IKaeN.id, TANJUNG SELOR – Dalam rangka peringatan 16 Hari Anti Kekerasan Terhadap Perempuan (HAKTP), kolaborasi antara FAMM Indonesia, Hangout Community, dan DPC GMNI Bulungan menyelenggarakan diskusi publik bertajuk “Ancaman Kekerasan Berbasis Gender Online (KBGO), Perempuan dan Kerentanan di Dunia Digital.”
Acara ini akan berlangsung Rabu, (11/12/2024) di Perpustakaan Kabupaten Bulungan dan diskusi ini merupakan bagian dari kampanye One Day One Voice (ODOV) yang mengusung tema “Kepemimpinan Perempuan Muda Akar Rumput dalam Pemerintahan Baru”.
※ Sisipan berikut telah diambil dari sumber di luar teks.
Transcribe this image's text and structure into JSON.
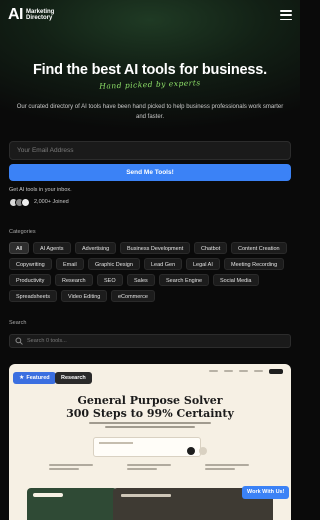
{
  "header": {
    "logo_mark": "AI",
    "logo_line1": "Marketing",
    "logo_line2": "Directory"
  },
  "hero": {
    "title": "Find the best AI tools for business.",
    "handwritten": "Hand picked by experts",
    "description": "Our curated directory of AI tools have been hand picked to help business professionals work smarter and faster."
  },
  "signup": {
    "email_placeholder": "Your Email Address",
    "button_label": "Send Me Tools!",
    "inbox_text": "Get AI tools in your inbox.",
    "joined_text": "2,000+ Joined",
    "avatar_colors": [
      "#d9d9d9",
      "#8a8a8a",
      "#f0f0f0"
    ]
  },
  "categories": {
    "label": "Categories",
    "items": [
      "All",
      "AI Agents",
      "Advertising",
      "Business Development",
      "Chatbot",
      "Content Creation",
      "Copywriting",
      "Email",
      "Graphic Design",
      "Lead Gen",
      "Legal AI",
      "Meeting Recording",
      "Productivity",
      "Research",
      "SEO",
      "Sales",
      "Search Engine",
      "Social Media",
      "Spreadsheets",
      "Video Editing",
      "eCommerce"
    ],
    "active": "All"
  },
  "search": {
    "label": "Search",
    "placeholder": "Search 0 tools..."
  },
  "card": {
    "badge_featured": "Featured",
    "badge_research": "Research",
    "preview_title_1": "General Purpose Solver",
    "preview_title_2": "300 Steps to 99% Certainty"
  },
  "floating_button": {
    "label": "Work With Us!"
  },
  "colors": {
    "accent_blue": "#3b82f6",
    "hand_green": "#8fe36a",
    "background": "#0a0a0a"
  }
}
Adapun kegiatan ini bertujuan untuk membuka ruang diskusi terkait pengalaman perempuan menghadapi ancaman KBGO. Mengampanyekan pencegahan KBGO secara daring dan luring. Dan, mendorong dukungan komunitas untuk mengatasi dan merespons kasus KBGO.
Dalam forum ini, peserta akan mendapatkan wawasan dari sejumlah narasumber yang relevan, termasuk, di antaranya Sarah, aktivis perempuan dari DPC GMNI Bulungan, yang mengupas terkait KBGO dan pemicunya, kemudian ada Jefhorison, yang merupakan Ketua Forpesi Kaltara, ia memaparkan terkait Perempuan dan Kekuatan Media Sosial.
Penyelenggara kegiatan juga menghadirkan DP3AP2KB Kaltara, yang menghubungkan persoalan Kebijakan dan Upaya Pemerintah dalam Penanganan KBGO.
Sebelum bahasan panjang terkait KBGO, diskusi turut dipantik oleh Jannah, inisiator hangout community, salah satu penggerak komunitas perempuan di Kaltara, ia menilik berbagai hal yang menjadi ancaman KBGO, perempuan dan kerentanan di dunia digital.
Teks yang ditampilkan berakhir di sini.